Еще работая над «Жерминалем», Золя изучал труды социалиста Жюля Геда. Теперь он решил лично с ним познакомиться и попросил Поля Алексиса организовать такую встречу. По словам Алексиса, Гед «очень любезно согласился». Встреча состоялась, и Золя занес в свои блокнот интересную запись. Гед говорил о революции 1789 года, которая «была роковой», о 93-м годе – «не слишком опасном». Великая французская революция, по его словам, сделала очень мало по сравнению с тем, что должна сделать грядущая революция. «Необходимо, чтобы власть перешла в руки другого класса – рабочих, для того чтобы навсегда исчезли капиталистическая каторга и буржуазное правительство». Говорили о деревне, о крестьянах. На Золя эта беседа произвела большое впечатление – «он совсем не анархист, наоборот, организатор».

Пришло время, когда можно было сесть за составление плана.

«(Зима, конец октября, 60, суббота) Жан засевает поле. Другие. Широкое описание местности: зима, чернозем, луга, обнаженные деревья. Франсуаза и корова. Случай с коровой. Жан спасает Франсуазу. Они идут на ферму. Время завтрака. Болтают о Фуане». И так далее, сцена за сценой, деталь за деталью.

«Я все еще сижу за планом моего будущего романа «Земля» и начну писать его не ранее чем недели через две», – писал Золя своему голландскому переводчику Ван Сантен Кольфу в июне 1886 года.

«План» и «Набросок» к роману занимают, как всегда, много времени. Золя стремится очень точно формулировать свои мысли. Такое уж у него правило – чем яснее представляешь себе замысел, тем легче пишется роман.

«Я хочу создать жизненную поэму о земле, но человечно. Без всякой символики, сначала дать любовь крестьянина к земле, любовь непосредственную, желание обладать ею, захватить как можно больше, потому что в его глазах она – единственное богатство. Потом более возвышенно любовь к земле-кормилице, к земле, которая порождает нас, дает нам жизнь и в которую мы возвращаемся. Прежде всего – крестьянин-хищник, человек со своими мелкими страстями на громадной земле…» (начальные слова «Наброска»).
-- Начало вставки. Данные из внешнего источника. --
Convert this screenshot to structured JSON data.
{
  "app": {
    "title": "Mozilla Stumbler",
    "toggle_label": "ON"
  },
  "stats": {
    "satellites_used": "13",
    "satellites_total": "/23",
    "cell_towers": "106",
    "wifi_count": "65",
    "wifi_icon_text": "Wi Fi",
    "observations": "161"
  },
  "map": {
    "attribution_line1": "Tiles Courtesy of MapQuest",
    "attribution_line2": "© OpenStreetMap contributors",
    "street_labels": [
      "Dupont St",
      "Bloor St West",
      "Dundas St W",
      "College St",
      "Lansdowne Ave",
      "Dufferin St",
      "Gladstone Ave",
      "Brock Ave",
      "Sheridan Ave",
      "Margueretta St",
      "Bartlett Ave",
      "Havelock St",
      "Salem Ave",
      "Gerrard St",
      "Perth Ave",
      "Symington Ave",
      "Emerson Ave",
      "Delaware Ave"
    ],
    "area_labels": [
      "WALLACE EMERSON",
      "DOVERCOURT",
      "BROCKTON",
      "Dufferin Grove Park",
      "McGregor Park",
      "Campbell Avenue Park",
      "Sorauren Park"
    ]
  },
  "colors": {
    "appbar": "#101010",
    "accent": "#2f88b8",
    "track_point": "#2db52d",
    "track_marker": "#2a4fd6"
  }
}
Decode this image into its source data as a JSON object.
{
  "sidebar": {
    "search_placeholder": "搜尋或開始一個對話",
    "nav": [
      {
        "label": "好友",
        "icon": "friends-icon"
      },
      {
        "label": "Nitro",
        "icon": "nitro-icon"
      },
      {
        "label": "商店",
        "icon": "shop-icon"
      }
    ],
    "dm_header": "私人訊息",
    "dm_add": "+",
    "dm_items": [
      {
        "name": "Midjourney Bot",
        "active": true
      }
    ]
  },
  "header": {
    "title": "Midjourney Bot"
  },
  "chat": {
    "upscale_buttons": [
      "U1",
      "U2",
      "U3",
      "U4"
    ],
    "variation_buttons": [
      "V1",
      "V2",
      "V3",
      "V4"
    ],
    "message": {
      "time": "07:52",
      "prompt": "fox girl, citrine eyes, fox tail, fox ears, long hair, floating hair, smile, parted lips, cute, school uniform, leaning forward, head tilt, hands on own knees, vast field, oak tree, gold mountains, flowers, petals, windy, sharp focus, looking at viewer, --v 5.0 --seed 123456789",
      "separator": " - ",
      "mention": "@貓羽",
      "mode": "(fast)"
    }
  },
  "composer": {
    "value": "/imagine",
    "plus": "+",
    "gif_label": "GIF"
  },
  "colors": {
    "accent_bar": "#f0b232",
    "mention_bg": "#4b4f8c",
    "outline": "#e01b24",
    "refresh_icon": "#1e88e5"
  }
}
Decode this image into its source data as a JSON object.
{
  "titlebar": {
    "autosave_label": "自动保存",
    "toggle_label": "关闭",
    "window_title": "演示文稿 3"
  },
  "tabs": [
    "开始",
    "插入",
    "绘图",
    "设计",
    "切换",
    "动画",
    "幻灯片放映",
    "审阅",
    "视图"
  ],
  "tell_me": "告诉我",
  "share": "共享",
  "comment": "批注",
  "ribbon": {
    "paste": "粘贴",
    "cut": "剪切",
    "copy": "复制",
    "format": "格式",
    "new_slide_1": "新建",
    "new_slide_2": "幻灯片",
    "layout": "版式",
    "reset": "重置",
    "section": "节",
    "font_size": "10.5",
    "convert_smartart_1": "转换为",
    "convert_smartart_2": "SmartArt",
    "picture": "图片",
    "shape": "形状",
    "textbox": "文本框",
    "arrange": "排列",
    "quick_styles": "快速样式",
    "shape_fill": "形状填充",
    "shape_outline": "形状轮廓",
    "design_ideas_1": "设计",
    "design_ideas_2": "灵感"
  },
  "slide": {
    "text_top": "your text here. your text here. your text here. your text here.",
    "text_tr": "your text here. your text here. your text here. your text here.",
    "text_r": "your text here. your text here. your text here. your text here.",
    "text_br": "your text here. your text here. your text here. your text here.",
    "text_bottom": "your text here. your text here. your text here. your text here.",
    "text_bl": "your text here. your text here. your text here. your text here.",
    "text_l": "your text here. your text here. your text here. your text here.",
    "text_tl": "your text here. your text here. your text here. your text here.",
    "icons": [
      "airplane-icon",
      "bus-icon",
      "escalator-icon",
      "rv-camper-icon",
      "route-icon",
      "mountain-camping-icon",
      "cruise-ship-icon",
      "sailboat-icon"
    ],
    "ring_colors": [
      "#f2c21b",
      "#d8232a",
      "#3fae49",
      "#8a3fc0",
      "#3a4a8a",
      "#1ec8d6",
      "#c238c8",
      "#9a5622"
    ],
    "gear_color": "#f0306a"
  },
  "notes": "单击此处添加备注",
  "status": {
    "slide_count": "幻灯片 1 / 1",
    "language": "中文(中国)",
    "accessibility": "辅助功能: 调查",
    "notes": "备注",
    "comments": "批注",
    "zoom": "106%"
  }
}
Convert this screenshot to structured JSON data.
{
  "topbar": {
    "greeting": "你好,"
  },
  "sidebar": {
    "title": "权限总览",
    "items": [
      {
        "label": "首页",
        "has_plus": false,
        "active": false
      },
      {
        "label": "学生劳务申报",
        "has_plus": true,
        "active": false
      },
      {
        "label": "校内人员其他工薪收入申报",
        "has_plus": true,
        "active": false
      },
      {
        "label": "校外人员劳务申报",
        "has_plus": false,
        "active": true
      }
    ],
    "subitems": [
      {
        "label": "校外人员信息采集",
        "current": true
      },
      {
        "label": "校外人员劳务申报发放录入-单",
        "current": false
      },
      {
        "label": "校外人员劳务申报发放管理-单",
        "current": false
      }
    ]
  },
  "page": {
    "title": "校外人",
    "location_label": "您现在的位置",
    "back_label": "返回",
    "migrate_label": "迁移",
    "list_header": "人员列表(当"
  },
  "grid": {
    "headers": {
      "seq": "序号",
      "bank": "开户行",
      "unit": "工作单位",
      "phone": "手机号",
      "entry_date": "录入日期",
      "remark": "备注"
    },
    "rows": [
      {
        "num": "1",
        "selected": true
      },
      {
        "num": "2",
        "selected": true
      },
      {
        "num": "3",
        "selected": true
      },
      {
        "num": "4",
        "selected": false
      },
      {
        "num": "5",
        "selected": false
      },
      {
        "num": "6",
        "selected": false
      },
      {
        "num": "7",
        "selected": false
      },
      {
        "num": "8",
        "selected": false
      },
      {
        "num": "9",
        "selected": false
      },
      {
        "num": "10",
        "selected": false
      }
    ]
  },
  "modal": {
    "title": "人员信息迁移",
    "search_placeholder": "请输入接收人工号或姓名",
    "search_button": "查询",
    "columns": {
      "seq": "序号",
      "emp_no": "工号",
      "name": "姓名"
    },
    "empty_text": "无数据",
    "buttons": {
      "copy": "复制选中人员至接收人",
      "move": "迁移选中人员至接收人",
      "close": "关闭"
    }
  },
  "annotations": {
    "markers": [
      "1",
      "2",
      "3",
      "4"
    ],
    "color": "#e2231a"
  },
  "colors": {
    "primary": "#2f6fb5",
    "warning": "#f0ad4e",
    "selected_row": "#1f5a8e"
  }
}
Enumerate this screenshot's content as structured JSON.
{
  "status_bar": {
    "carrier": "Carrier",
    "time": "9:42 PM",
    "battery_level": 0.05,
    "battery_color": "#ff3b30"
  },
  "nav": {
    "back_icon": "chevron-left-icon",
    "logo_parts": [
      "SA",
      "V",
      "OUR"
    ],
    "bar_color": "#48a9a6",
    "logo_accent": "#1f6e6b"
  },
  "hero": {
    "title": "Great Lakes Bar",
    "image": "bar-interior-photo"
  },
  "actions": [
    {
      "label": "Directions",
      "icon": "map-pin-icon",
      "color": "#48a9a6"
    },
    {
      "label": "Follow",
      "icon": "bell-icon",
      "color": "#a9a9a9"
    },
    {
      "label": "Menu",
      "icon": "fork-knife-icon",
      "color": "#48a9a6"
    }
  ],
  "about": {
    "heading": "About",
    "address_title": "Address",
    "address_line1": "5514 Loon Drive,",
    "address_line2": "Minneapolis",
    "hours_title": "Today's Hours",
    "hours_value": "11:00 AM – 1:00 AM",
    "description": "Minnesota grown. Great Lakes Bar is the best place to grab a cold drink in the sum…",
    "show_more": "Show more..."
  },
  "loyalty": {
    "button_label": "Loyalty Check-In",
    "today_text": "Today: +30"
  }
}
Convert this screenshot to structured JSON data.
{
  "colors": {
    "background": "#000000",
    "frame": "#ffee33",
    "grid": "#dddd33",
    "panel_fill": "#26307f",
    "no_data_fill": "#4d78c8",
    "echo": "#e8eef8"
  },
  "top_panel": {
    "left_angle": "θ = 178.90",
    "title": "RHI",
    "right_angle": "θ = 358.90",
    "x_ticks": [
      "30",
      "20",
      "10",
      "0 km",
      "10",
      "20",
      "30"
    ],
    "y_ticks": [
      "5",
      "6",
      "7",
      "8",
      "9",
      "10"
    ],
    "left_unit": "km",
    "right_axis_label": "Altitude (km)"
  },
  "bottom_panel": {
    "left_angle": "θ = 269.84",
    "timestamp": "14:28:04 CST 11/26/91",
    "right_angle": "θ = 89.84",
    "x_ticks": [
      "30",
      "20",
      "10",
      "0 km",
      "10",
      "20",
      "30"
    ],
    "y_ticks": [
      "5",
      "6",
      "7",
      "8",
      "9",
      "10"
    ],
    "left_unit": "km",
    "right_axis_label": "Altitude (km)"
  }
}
Но это только часть замысла. По существу, «Земля» должна стать художественным исследованием современной писателю деревенской жизни. Облик тогдашнего французского крестьянина сложился исторически под влиянием различных социальных явлений. К тому же крестьянская масса неоднородна. Богатый крестьянин отличается от бедного; по-разному проявляется у крестьян инстинкт собственника; казалось бы, человек земли далек от политики, но на самом деле его роль в политической жизни страны значительна и будет все возрастать.

«Этот роман страшит меня самого, ибо, при всей своей простоте, он будет более других насыщен материалом. Я хочу в нем вывести наших крестьян, отразить их историю, нравы и ту роль, которую они играют в обществе; хочу заняться вопросом социальной природы собственности; хочу показать, куда мы идем в условиях нынешнего серьезного кризиса сельского хозяйства. За какое исследование я теперь ни берусь, я неизменно наталкиваюсь на социализм. Мне хочется, чтобы «Земля» сделала для крестьян то же, что «Жерминаль» для рабочих. К тому же я намерен остаться художником, писателем, сложить волнующую поэму о земле, поэму, в которой будут времена года, полевые работы, люди, животные – словом, деревня во всей полноте… Скажете, что я возымел дерзость изобразить в моей книге всю жизнь крестьян, их труд, любовь, политику и религиозные воззрения, их прошлое, настоящее, будущее, – и будете правы».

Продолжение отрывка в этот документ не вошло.